A sensitivity analysis highlighting changes to patient-specific parameters that contribute to marrow dose, such as the percentage of marrow involvement with disease or specific localization, was performed by Stabin et al. (22). They studied the effect of variations in total-body/blood cumulated activity ratios, subject body mass, or marrow mass on final dose estimates and also showed that if additional sources of red marrow dose are present, the blood-based methodology will significantly underestimate red marrow dose, especially for ⁹⁰Y-labeled tumor-targeting agents. The sensitivity analysis (Figs. 2–5) performed in this work has focused more on the relationship between the 8 parameters used in Equations 10 and 11 and the variation in the overall marrow dose.

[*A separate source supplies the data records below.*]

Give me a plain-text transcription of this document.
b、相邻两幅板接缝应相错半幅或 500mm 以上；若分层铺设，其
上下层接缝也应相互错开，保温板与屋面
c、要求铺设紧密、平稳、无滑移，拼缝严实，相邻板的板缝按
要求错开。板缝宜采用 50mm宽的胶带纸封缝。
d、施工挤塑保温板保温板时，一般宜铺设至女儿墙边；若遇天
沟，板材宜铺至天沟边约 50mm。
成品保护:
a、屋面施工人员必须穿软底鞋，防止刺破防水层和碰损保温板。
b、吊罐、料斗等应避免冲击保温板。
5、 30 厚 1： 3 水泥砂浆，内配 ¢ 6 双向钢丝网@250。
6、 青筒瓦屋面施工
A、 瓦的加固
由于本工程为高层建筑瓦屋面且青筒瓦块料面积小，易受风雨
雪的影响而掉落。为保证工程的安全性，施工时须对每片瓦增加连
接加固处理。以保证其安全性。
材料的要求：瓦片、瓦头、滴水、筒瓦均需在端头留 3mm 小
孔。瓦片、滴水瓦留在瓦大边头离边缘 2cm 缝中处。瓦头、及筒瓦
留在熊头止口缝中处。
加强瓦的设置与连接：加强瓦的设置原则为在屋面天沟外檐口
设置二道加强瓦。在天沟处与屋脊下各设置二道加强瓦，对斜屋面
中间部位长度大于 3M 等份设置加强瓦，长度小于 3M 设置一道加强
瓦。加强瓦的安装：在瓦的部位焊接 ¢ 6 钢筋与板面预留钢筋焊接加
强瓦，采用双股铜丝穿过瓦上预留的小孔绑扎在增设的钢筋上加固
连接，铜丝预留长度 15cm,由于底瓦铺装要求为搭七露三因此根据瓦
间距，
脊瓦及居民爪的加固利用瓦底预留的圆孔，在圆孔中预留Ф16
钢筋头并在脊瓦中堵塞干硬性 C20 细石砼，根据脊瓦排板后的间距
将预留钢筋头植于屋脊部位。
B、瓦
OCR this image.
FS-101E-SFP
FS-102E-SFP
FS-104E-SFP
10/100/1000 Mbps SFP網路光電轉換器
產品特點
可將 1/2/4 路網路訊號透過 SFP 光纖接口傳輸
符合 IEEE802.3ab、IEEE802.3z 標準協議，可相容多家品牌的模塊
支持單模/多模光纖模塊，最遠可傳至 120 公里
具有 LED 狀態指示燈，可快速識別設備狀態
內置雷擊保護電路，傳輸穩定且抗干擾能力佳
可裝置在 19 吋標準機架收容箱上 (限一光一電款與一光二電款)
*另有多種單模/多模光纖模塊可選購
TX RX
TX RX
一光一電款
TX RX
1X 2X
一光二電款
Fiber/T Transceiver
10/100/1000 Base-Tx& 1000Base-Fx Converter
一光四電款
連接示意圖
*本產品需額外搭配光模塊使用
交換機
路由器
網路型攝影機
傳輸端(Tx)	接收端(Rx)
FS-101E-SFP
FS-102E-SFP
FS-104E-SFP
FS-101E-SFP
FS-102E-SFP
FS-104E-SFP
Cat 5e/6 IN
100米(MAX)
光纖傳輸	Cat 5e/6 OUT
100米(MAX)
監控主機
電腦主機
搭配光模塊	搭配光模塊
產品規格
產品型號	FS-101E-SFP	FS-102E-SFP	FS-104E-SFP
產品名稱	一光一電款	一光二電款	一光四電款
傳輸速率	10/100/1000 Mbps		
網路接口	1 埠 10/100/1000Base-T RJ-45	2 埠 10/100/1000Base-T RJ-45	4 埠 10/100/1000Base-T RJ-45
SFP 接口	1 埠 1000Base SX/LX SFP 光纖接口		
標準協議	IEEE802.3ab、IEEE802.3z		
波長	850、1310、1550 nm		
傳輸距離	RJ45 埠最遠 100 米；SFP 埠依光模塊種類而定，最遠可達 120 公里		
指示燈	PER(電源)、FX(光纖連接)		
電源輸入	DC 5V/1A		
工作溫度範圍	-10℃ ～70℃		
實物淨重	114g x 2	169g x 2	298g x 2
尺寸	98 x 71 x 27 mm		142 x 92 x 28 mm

This sensitivity analysis for these measured or calculated parameters also can help with the assessment of uncertainties in the final dose specification for marrow. The analysis also includes the separation into self-dose and cross-dose components, which can be useful in extending this analysis when the marrow is irradiated by radionuclides with different emission properties.

Improved accuracy of marrow dose estimates should result in improved dose–response relationships with marrow toxicity and may allow patient-specific treatment planning. However at present, there is a dearth of standardized recommendations (23) regarding the use of individual patient characteristics to adjust the dosing protocol to avoid hematologic toxicity. For radioimmunotherapy of non-Hodgkin’s lymphoma with ¹³¹I-B1 (Bexxar; GlaxoSmithKline) (24) and ⁹⁰Y-Y2B8 (Zevalin; Biogen Idec) (15), where the targeted dose uses the patient-specific approach or the dosing is based on body size, the approach adopted is to lower the target whole-body dose or dosage (respectively), if the baseline platelet count is <100 × 10⁶ per milliliter of blood, or for patients with a prior bone marrow transplant because of increased hematologic toxicity in these patient groups.

CONCLUSION

The bone marrow is a highly complex organ. Its widespread distribution throughout the body makes activity quantitation within this organ difficult. The use of blood to derive red marrow activity concentration in a model-dependent manner has led to significantly different estimates of marrow concentration for a given patient. Standardization of a practical model for use in clinical trial dosimetry is a good first step in consistent reporting and interpretation of marrow dosimetry.

Though a more comprehensive discussion of the factors influencing radionuclide therapy dose–response for many normal organ systems remains outside the specific aims of this current standardization effort, we are encouraged that relative patient-specific marrow reserve classification criteria as cited here will further delineate the factors affecting response. The implementation of standardized calculation methodology on a more widespread basis using a mathematically identical method as a benchmark for the direct intercomparison of clinical trial marrow dose estimates should ultimately improve these dose–response correlations.